The angiogenic function of NSD2 is mediated by STAT3 signaling pathway

STAT3 signaling pathway plays a vital role in the regulation of VEGFA secretion and angiogenesis. In this study, we proved that NSD2 promoted angiogenesis, VEGFA expression, and STAT3 activation. We then determined if the function of NSD2 was dependent on the STAT3 signaling. A western blot assay was performed. and increased STAT3 phosphorylation and upregulation of VEGFA were reversed by STAT3 knockdown (Fig. 4a, b). ELISA results showed that the concentration of VEGFA in CM was elevated in NSD2-overexpressing cells but was reversed by downregulating STAT3 expression (Fig. 4c, d). Furthermore, the angiogenic effect of CMs from cells expressing NSD2 was enhanced, while the angiogenic function of NSD2 was reversed by attenuating STAT3 expression (Fig. 4e–g). The migration ability of HUVECs incubated with indicated CMs was measured by stretch and transwell assay, respectively. Consistently, HUVECs incubated with CMs from NSD2-overexpressing cells exhibited better migratory ability and this effect was inhibited by STAT3 intervention (Supplementary Fig. S3a–g). The CCK8 results showed that HUVECs incubated with CMs from NSD2-overexpressing cells grew faster, but these results were reversed by STAT3 intervention (Supplementary Fig. S3h, i).

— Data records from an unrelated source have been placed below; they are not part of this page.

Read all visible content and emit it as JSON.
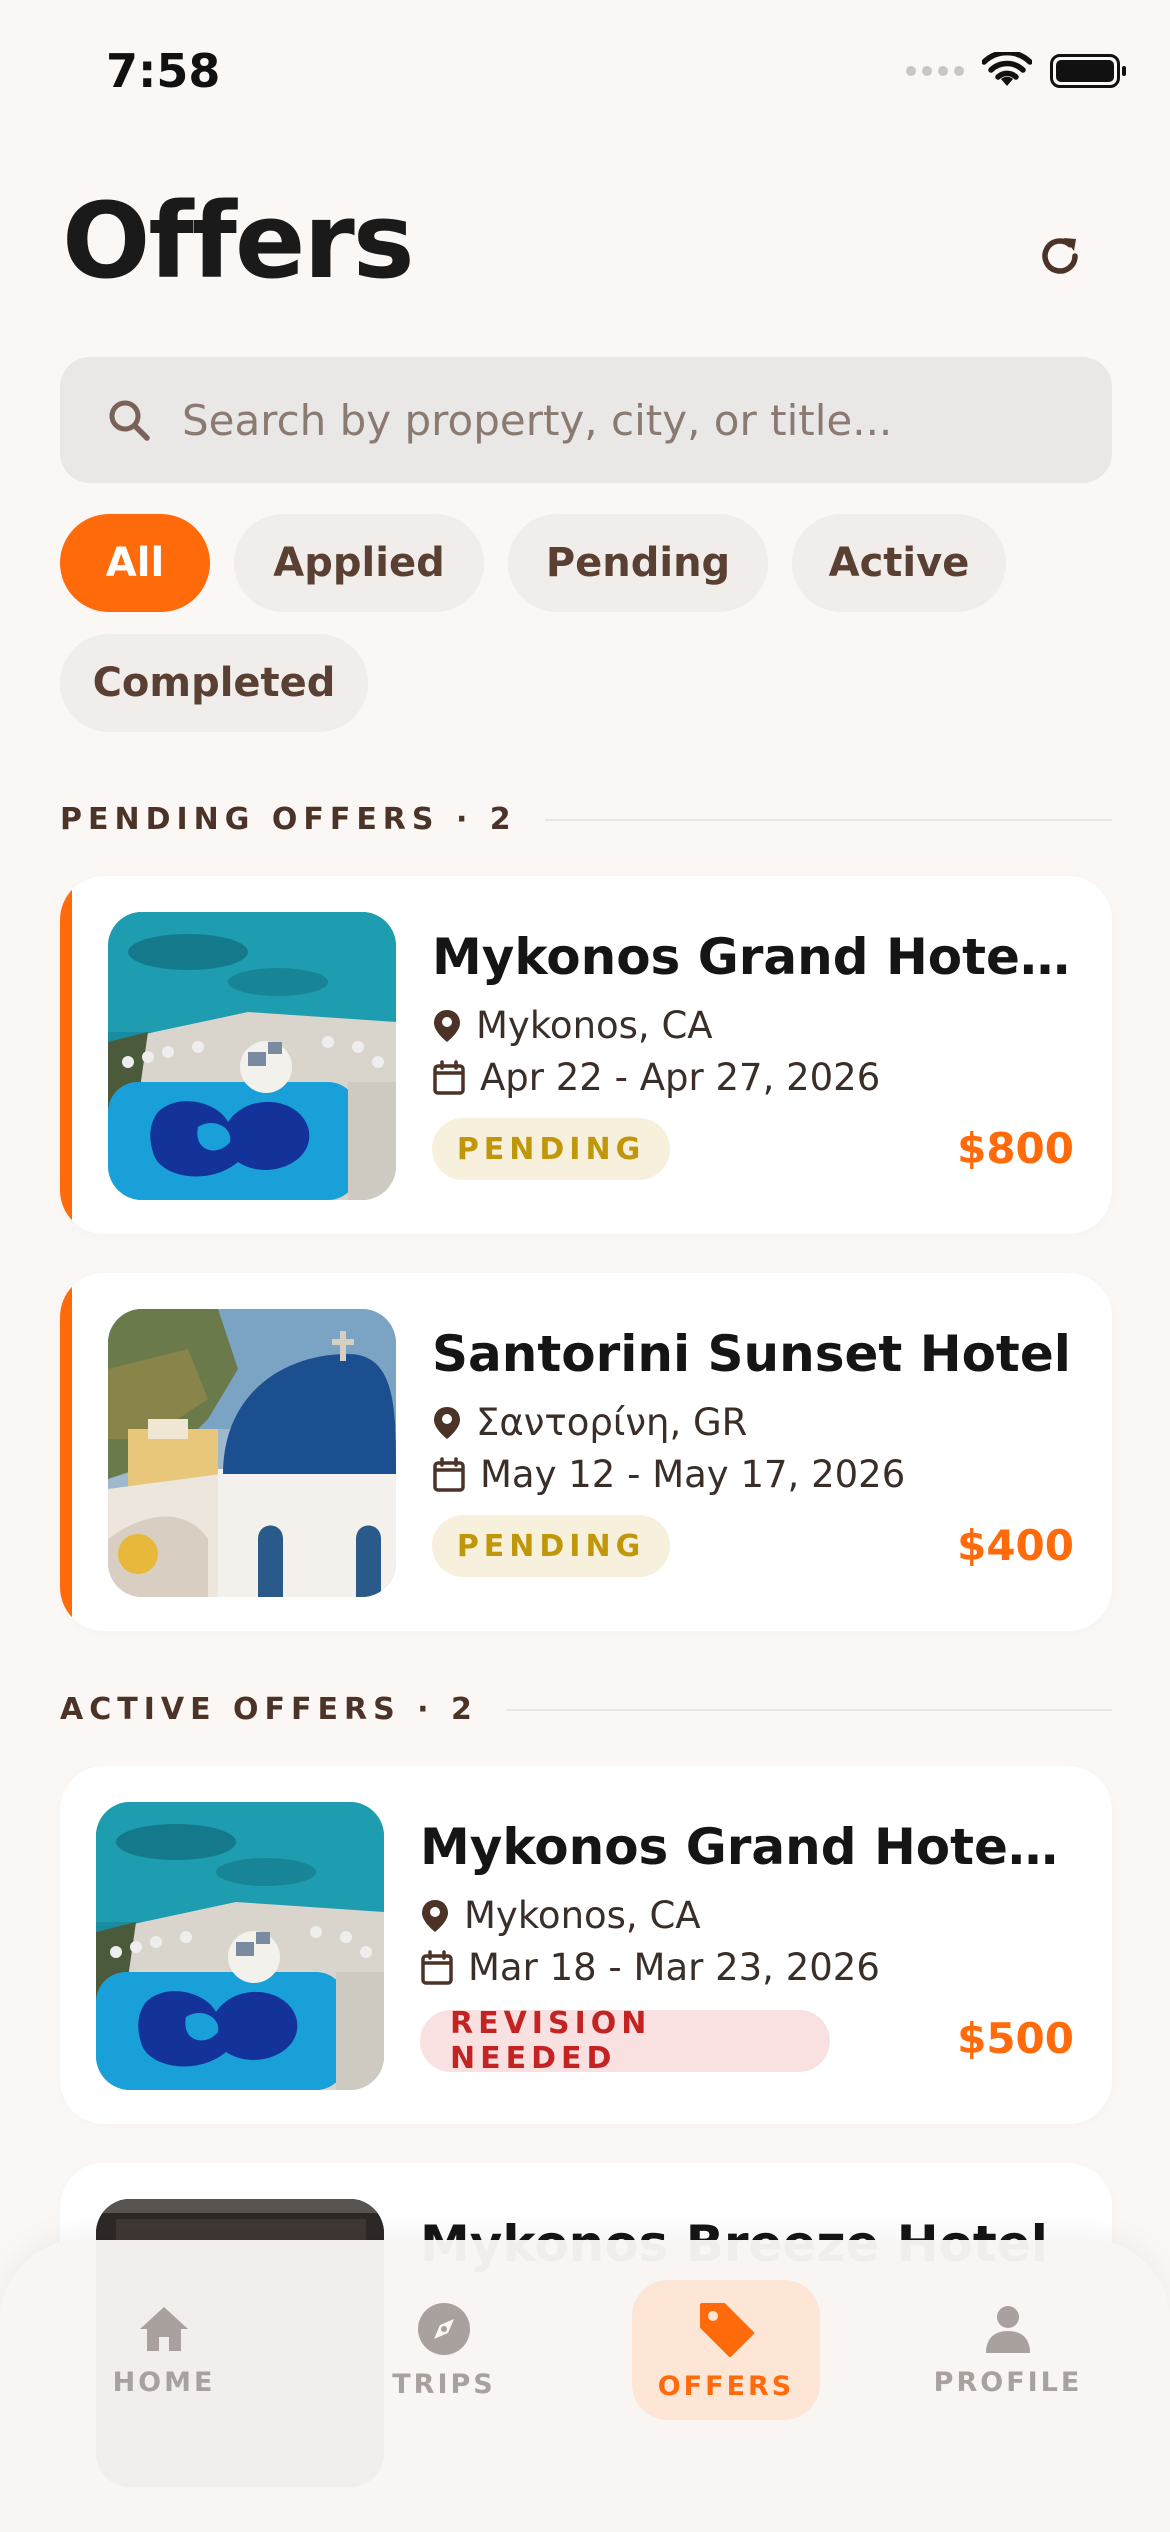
{
  "status_bar": {
    "time": "7:58"
  },
  "header": {
    "title": "Offers"
  },
  "search": {
    "placeholder": "Search by property, city, or title..."
  },
  "filters": [
    {
      "label": "All",
      "active": true
    },
    {
      "label": "Applied",
      "active": false
    },
    {
      "label": "Pending",
      "active": false
    },
    {
      "label": "Active",
      "active": false
    },
    {
      "label": "Completed",
      "active": false
    }
  ],
  "sections": [
    {
      "label": "PENDING OFFERS · 2",
      "offers": [
        {
          "title": "Mykonos Grand Hotel &...",
          "location": "Mykonos, CA",
          "dates": "Apr 22 - Apr 27, 2026",
          "status": "PENDING",
          "price": "$800"
        },
        {
          "title": "Santorini Sunset Hotel",
          "location": "Σαντορίνη, GR",
          "dates": "May 12 - May 17, 2026",
          "status": "PENDING",
          "price": "$400"
        }
      ]
    },
    {
      "label": "ACTIVE OFFERS · 2",
      "offers": [
        {
          "title": "Mykonos Grand Hotel &...",
          "location": "Mykonos, CA",
          "dates": "Mar 18 - Mar 23, 2026",
          "status": "REVISION NEEDED",
          "price": "$500"
        },
        {
          "title": "Mykonos Breeze Hotel"
        }
      ]
    }
  ],
  "tab_bar": [
    {
      "label": "HOME",
      "icon": "home-icon",
      "active": false
    },
    {
      "label": "TRIPS",
      "icon": "compass-icon",
      "active": false
    },
    {
      "label": "OFFERS",
      "icon": "tag-icon",
      "active": true
    },
    {
      "label": "PROFILE",
      "icon": "person-icon",
      "active": false
    }
  ],
  "colors": {
    "accent": "#ff6a0a",
    "pending_badge": "#c0960a",
    "revision_badge": "#c42323",
    "text_brown": "#4b3328"
  }
}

Therefore, we conclude that the angiogenic function of NSD2 is mediated by STAT3 signaling pathway.

Fig. 4: The angiogenic function of NSD2 is mediated by STAT3.
figure 4

a, b Western blot evaluating whether STAT3 was dependent in the NSD2-mediated VEGFA expression promotion by overexpressing NSD2 and silencing STAT3 at the same time. c, d VEGFA concentration of CMs from indicated cells detected by ELISA (n = 3). eg HUVECs tube-formation assay incubated with CMs from indicated cells (n = 3). Results are presented as mean ± SD, **p < 0.01, ***p < 0.001, ****p < 0.0001.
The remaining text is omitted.